Bad idea is one step closer

Connecticut has become the third state, after New York and New Jersey, to nix using handheld cell phones while driving. Gov. M. Jodi Rell signed the bill into law in July. Violators face a $100 fine beginning Oct. 1. The restriction applies not only to cell phones but to the use of any mobile electronic device while driving and to any other distractions not directly related to vehicle operation, such as reading or putting on cosmetics. It does not, however, apply to emergency calls.

Massachusetts Legislature is still considering legislation that would make drowsy driving a criminal offense. The bill, sponsored by state Sen.
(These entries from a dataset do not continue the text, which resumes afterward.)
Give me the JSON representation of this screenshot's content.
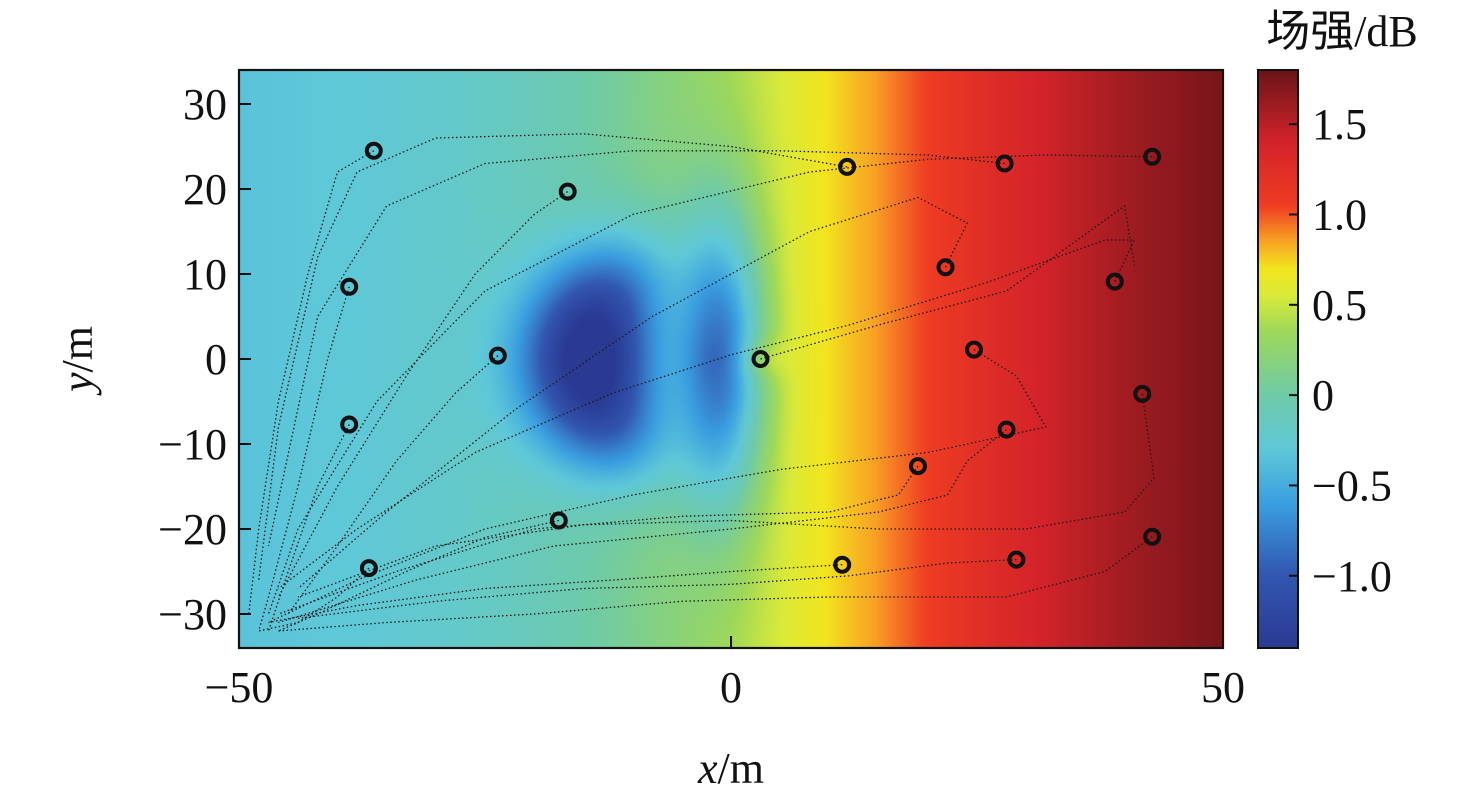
{
  "chart_data": {
    "type": "heatmap",
    "xlabel": {
      "var": "x",
      "unit": "/m"
    },
    "ylabel": {
      "var": "y",
      "unit": "/m"
    },
    "xlim": [
      -50,
      50
    ],
    "ylim": [
      -34,
      34
    ],
    "x_ticks": [
      -50,
      0,
      50
    ],
    "x_tick_labels": [
      "−50",
      "0",
      "50"
    ],
    "y_ticks": [
      30,
      20,
      10,
      0,
      -10,
      -20,
      -30
    ],
    "y_tick_labels": [
      "30",
      "20",
      "10",
      "0",
      "−10",
      "−20",
      "−30"
    ],
    "grid": false,
    "colorbar": {
      "title": "场强/dB",
      "range": [
        -1.4,
        1.8
      ],
      "ticks": [
        1.5,
        1.0,
        0.5,
        0,
        -0.5,
        -1.0
      ],
      "tick_labels": [
        "1.5",
        "1.0",
        "0.5",
        "0",
        "−0.5",
        "−1.0"
      ],
      "colormap": [
        [
          -1.4,
          "#2a3a93"
        ],
        [
          -1.0,
          "#3256b0"
        ],
        [
          -0.6,
          "#3a9ee0"
        ],
        [
          -0.3,
          "#5fc8d8"
        ],
        [
          0.0,
          "#6fcaa8"
        ],
        [
          0.35,
          "#9ed85a"
        ],
        [
          0.55,
          "#d9ea3a"
        ],
        [
          0.7,
          "#f2e51e"
        ],
        [
          0.85,
          "#f8a325"
        ],
        [
          1.05,
          "#ef3c23"
        ],
        [
          1.4,
          "#d3232a"
        ],
        [
          1.8,
          "#6a1418"
        ]
      ]
    },
    "field_description": "field strength increases from left to right, with a low-field lobe pattern around the origin",
    "sources": [
      {
        "x": 3.0,
        "y": 0.0
      }
    ],
    "markers": [
      {
        "x": -36.3,
        "y": 24.5
      },
      {
        "x": -16.6,
        "y": 19.7
      },
      {
        "x": 11.8,
        "y": 22.6
      },
      {
        "x": 27.8,
        "y": 23.0
      },
      {
        "x": 42.8,
        "y": 23.8
      },
      {
        "x": -38.8,
        "y": 8.5
      },
      {
        "x": 21.8,
        "y": 10.8
      },
      {
        "x": 39.0,
        "y": 9.1
      },
      {
        "x": -23.7,
        "y": 0.4
      },
      {
        "x": 3.0,
        "y": 0.0
      },
      {
        "x": 24.7,
        "y": 1.1
      },
      {
        "x": 41.8,
        "y": -4.1
      },
      {
        "x": -38.8,
        "y": -7.7
      },
      {
        "x": 28.0,
        "y": -8.3
      },
      {
        "x": 19.0,
        "y": -12.6
      },
      {
        "x": -17.5,
        "y": -19.0
      },
      {
        "x": 42.8,
        "y": -20.9
      },
      {
        "x": -36.8,
        "y": -24.6
      },
      {
        "x": 11.3,
        "y": -24.2
      },
      {
        "x": 29.0,
        "y": -23.6
      }
    ],
    "trajectories": [
      [
        [
          -36.3,
          24.5
        ],
        [
          -40,
          22
        ],
        [
          -43,
          10
        ],
        [
          -46,
          -5
        ],
        [
          -48,
          -20
        ],
        [
          -49,
          -30
        ]
      ],
      [
        [
          -38.8,
          8.5
        ],
        [
          -41,
          0
        ],
        [
          -44,
          -15
        ],
        [
          -47,
          -28
        ],
        [
          -48,
          -32
        ]
      ],
      [
        [
          -38.8,
          -7.7
        ],
        [
          -42,
          -15
        ],
        [
          -45,
          -25
        ],
        [
          -47,
          -32
        ]
      ],
      [
        [
          -36.8,
          -24.6
        ],
        [
          -40,
          -28
        ],
        [
          -44,
          -31
        ],
        [
          -48,
          -32
        ]
      ],
      [
        [
          -16.6,
          19.7
        ],
        [
          -20,
          17
        ],
        [
          -26,
          10
        ],
        [
          -33,
          -2
        ],
        [
          -40,
          -15
        ],
        [
          -46,
          -28
        ]
      ],
      [
        [
          -23.7,
          0.4
        ],
        [
          -28,
          -4
        ],
        [
          -34,
          -12
        ],
        [
          -40,
          -22
        ],
        [
          -45,
          -30
        ]
      ],
      [
        [
          -17.5,
          -19.0
        ],
        [
          -25,
          -21
        ],
        [
          -33,
          -25
        ],
        [
          -42,
          -30
        ],
        [
          -46,
          -32
        ]
      ],
      [
        [
          11.8,
          22.6
        ],
        [
          0,
          25
        ],
        [
          -15,
          26.5
        ],
        [
          -30,
          26
        ],
        [
          -38,
          22
        ],
        [
          -42,
          12
        ],
        [
          -46,
          -8
        ],
        [
          -48,
          -26
        ]
      ],
      [
        [
          27.8,
          23.0
        ],
        [
          20,
          24
        ],
        [
          5,
          24.5
        ],
        [
          -10,
          24.5
        ],
        [
          -25,
          23
        ],
        [
          -35,
          18
        ],
        [
          -42,
          5
        ],
        [
          -47,
          -22
        ]
      ],
      [
        [
          42.8,
          23.8
        ],
        [
          32,
          24
        ],
        [
          20,
          23.5
        ],
        [
          8,
          22
        ],
        [
          -10,
          17
        ],
        [
          -25,
          8
        ],
        [
          -36,
          -5
        ],
        [
          -44,
          -20
        ],
        [
          -47,
          -30
        ]
      ],
      [
        [
          21.8,
          10.8
        ],
        [
          24,
          16
        ],
        [
          19,
          19
        ],
        [
          8,
          15
        ],
        [
          -8,
          5
        ],
        [
          -22,
          -6
        ],
        [
          -35,
          -18
        ],
        [
          -44,
          -27
        ]
      ],
      [
        [
          39.0,
          9.1
        ],
        [
          41,
          14
        ],
        [
          38,
          14
        ],
        [
          26,
          9
        ],
        [
          12,
          4
        ],
        [
          0,
          0.5
        ],
        [
          -12,
          -4
        ],
        [
          -26,
          -11
        ],
        [
          -38,
          -20
        ],
        [
          -46,
          -27
        ]
      ],
      [
        [
          3.0,
          0.0
        ],
        [
          15,
          4
        ],
        [
          28,
          8
        ],
        [
          40,
          18
        ],
        [
          41,
          11
        ]
      ],
      [
        [
          24.7,
          1.1
        ],
        [
          29,
          -2
        ],
        [
          32,
          -8
        ],
        [
          28,
          -9
        ],
        [
          20,
          -11
        ],
        [
          5,
          -13
        ],
        [
          -10,
          -16
        ],
        [
          -25,
          -20
        ],
        [
          -38,
          -26
        ],
        [
          -47,
          -31
        ]
      ],
      [
        [
          41.8,
          -4.1
        ],
        [
          43,
          -14
        ],
        [
          40,
          -18
        ],
        [
          30,
          -20
        ],
        [
          15,
          -20
        ],
        [
          0,
          -19
        ],
        [
          -15,
          -19.5
        ],
        [
          -30,
          -22
        ],
        [
          -44,
          -28
        ]
      ],
      [
        [
          28.0,
          -8.3
        ],
        [
          24,
          -12
        ],
        [
          22,
          -16
        ],
        [
          15,
          -18
        ],
        [
          0,
          -20
        ],
        [
          -18,
          -22
        ],
        [
          -32,
          -26
        ],
        [
          -46,
          -31
        ]
      ],
      [
        [
          19.0,
          -12.6
        ],
        [
          17,
          -16
        ],
        [
          10,
          -18
        ],
        [
          -5,
          -18.5
        ],
        [
          -20,
          -20
        ],
        [
          -34,
          -25
        ],
        [
          -46,
          -30
        ]
      ],
      [
        [
          42.8,
          -20.9
        ],
        [
          38,
          -25
        ],
        [
          28,
          -28
        ],
        [
          10,
          -28
        ],
        [
          -5,
          -28.5
        ],
        [
          -20,
          -30
        ],
        [
          -35,
          -31
        ],
        [
          -46,
          -32
        ]
      ],
      [
        [
          11.3,
          -24.2
        ],
        [
          0,
          -25
        ],
        [
          -12,
          -26
        ],
        [
          -25,
          -27
        ],
        [
          -38,
          -29
        ],
        [
          -47,
          -31
        ]
      ],
      [
        [
          29.0,
          -23.6
        ],
        [
          22,
          -24
        ],
        [
          12,
          -25.5
        ],
        [
          0,
          -26.5
        ],
        [
          -15,
          -27
        ],
        [
          -30,
          -28.5
        ],
        [
          -44,
          -30.5
        ]
      ]
    ]
  }
}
Richard Moore, has been pending in a joint legislative transportation committee since June 24. The legislation would mandate better training for law enforcement officers in recognizing sleep-deprived drivers, include sleep issues in license exams and add sleep-disorder experts to the state medical advisory board.
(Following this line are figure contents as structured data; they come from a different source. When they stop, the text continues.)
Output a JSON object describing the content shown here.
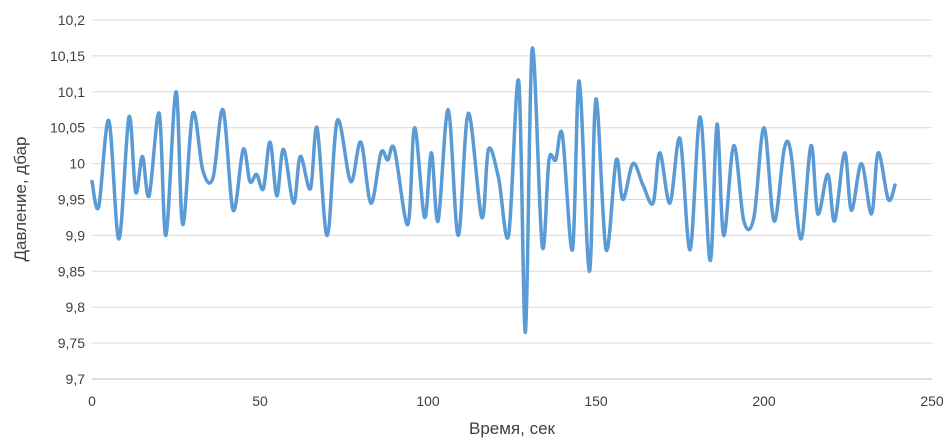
{
  "chart_data": {
    "type": "line",
    "title": "",
    "xlabel": "Время, сек",
    "ylabel": "Давление, дбар",
    "xlim": [
      0,
      250
    ],
    "ylim": [
      9.7,
      10.2
    ],
    "x_ticks": [
      0,
      50,
      100,
      150,
      200,
      250
    ],
    "y_ticks": [
      9.7,
      9.75,
      9.8,
      9.85,
      9.9,
      9.95,
      10,
      10.05,
      10.1,
      10.15,
      10.2
    ],
    "x_tick_labels": [
      "0",
      "50",
      "100",
      "150",
      "200",
      "250"
    ],
    "y_tick_labels": [
      "9,7",
      "9,75",
      "9,8",
      "9,85",
      "9,9",
      "9,95",
      "10",
      "10,05",
      "10,1",
      "10,15",
      "10,2"
    ],
    "grid": "horizontal",
    "legend": "none",
    "line_color": "#5b9bd5",
    "series": [
      {
        "x": [
          0,
          2,
          5,
          8,
          11,
          13,
          15,
          17,
          20,
          22,
          25,
          27,
          30,
          33,
          36,
          39,
          42,
          45,
          47,
          49,
          51,
          53,
          55,
          57,
          60,
          62,
          65,
          67,
          70,
          73,
          77,
          80,
          83,
          86,
          88,
          90,
          94,
          96,
          99,
          101,
          103,
          106,
          109,
          112,
          116,
          118,
          121,
          124,
          127,
          129,
          131,
          134,
          136,
          138,
          140,
          143,
          145,
          148,
          150,
          153,
          156,
          158,
          161,
          164,
          167,
          169,
          172,
          175,
          178,
          181,
          184,
          186,
          188,
          191,
          194,
          197,
          200,
          203,
          206,
          208,
          211,
          214,
          216,
          219,
          221,
          224,
          226,
          229,
          232,
          234,
          237,
          239
        ],
        "y": [
          9.975,
          9.94,
          10.06,
          9.895,
          10.065,
          9.96,
          10.01,
          9.955,
          10.07,
          9.9,
          10.1,
          9.915,
          10.07,
          9.99,
          9.98,
          10.075,
          9.935,
          10.02,
          9.975,
          9.985,
          9.965,
          10.03,
          9.955,
          10.02,
          9.945,
          10.01,
          9.965,
          10.05,
          9.9,
          10.06,
          9.975,
          10.03,
          9.945,
          10.015,
          10.005,
          10.02,
          9.915,
          10.05,
          9.925,
          10.015,
          9.92,
          10.075,
          9.9,
          10.07,
          9.925,
          10.02,
          9.98,
          9.9,
          10.115,
          9.765,
          10.16,
          9.885,
          10.005,
          10.005,
          10.04,
          9.88,
          10.115,
          9.85,
          10.09,
          9.88,
          10.005,
          9.95,
          10,
          9.97,
          9.945,
          10.015,
          9.945,
          10.035,
          9.88,
          10.065,
          9.865,
          10.055,
          9.9,
          10.025,
          9.92,
          9.925,
          10.05,
          9.92,
          10.02,
          10.015,
          9.895,
          10.025,
          9.93,
          9.985,
          9.92,
          10.015,
          9.935,
          10,
          9.93,
          10.015,
          9.95,
          9.97
        ]
      }
    ]
  }
}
California Highway Patrol in late July began a 15-month crackdown on reckless truck drivers on Bay Area highways. CHP Sgt. Wayne Ziese said the effort was part of a statewide campaign that began on July 1 and would focus on three stretches of freeway – Interstate 80 from the Bay Bridge to Dixon, I-580 through Dublin and the Altamont Pass, and I-880 from downtown San Jose to downtown Oakland. Funding for the campaign comes from a $1.7 million grant from the Office of Traffic Safety.

Q Is it true that the new highway bill, which was signed into law in August, abolishes non-household goods freight forwarder and property broker registration requirements and with it the broker’s bond or bank trust agreement?

A Almost. The law gives the Department of Transportation discretion over whether to continue registration. The abolition of the broker registration requirement has been on the Federal Motor Carrier Safety Administration’s wish list for some time. In my July 2003 column, I wrote that DOT had proposed to change the regulation of brokers and non-household goods carriers from a congressional mandate to a program that the agency could terminate after rulemaking and comment.

As I argued in that column, DOT’s proposal to Congress was genuinely a bad idea that should have been dead on arrival when initially proposed as part of the highway programs reauthorization bill. All of the major constituencies – associations representing trucking, brokers and shippers – agreed that the regulation of brokers served a useful public purpose and operated under the assumption that any change of the non-household goods freight forwarder or broker regulations would be stripped out of any final legislation.

Unfortunately, the industry has been caught flat-footed. Lost in the pork of the 1,100-page highway bill are provisions that strip the requirement of registration and financial responsibility, leaving the decision up to DOT.

As originally proposed, the department would have to conduct a rulemaking, giving the industry time to comment before the regulation could be abolished, but the highway law as enacted does not make clear whether the regulation of property brokers and non-household goods freight forwarders terminates with the effective date in the absence of further departmental action or whether the industry gets a formal opportunity to express its opinion first.

Some things do appear clear, though. FMCSA’s primary objective is highway safety, and the agency has a pre-disposition to abandon any program that it believes has no direct impact on safety regardless of its marketplace benefits. Clearly, FMCSA does not recognize the mandate to provide even rudimentary information the industry needs if safety is not involved. After the anti-competitive policies of the filed rate doctrine and restrictive entry control, the pendulum has swung all the way to a laissez-faire attitude toward FMCSA’s involvement in the industry.

There is little apparent appreciation for the void that will be left if there is not at least some federal database identifying and qualifying transportation instrumentalities operating in interstate commerce. The states cannot do it because the services that are rendered are national in scope. FMCSA has developed a useful website that, at little cost to the registeree, has provided a home page for any constituent to check out a carrier or broker’s identity, financial responsibility and agents for service of process. It makes no sense to maintain the same database for safety-related information only.

Until Congress amends the national transportation policy (49 U.S.C.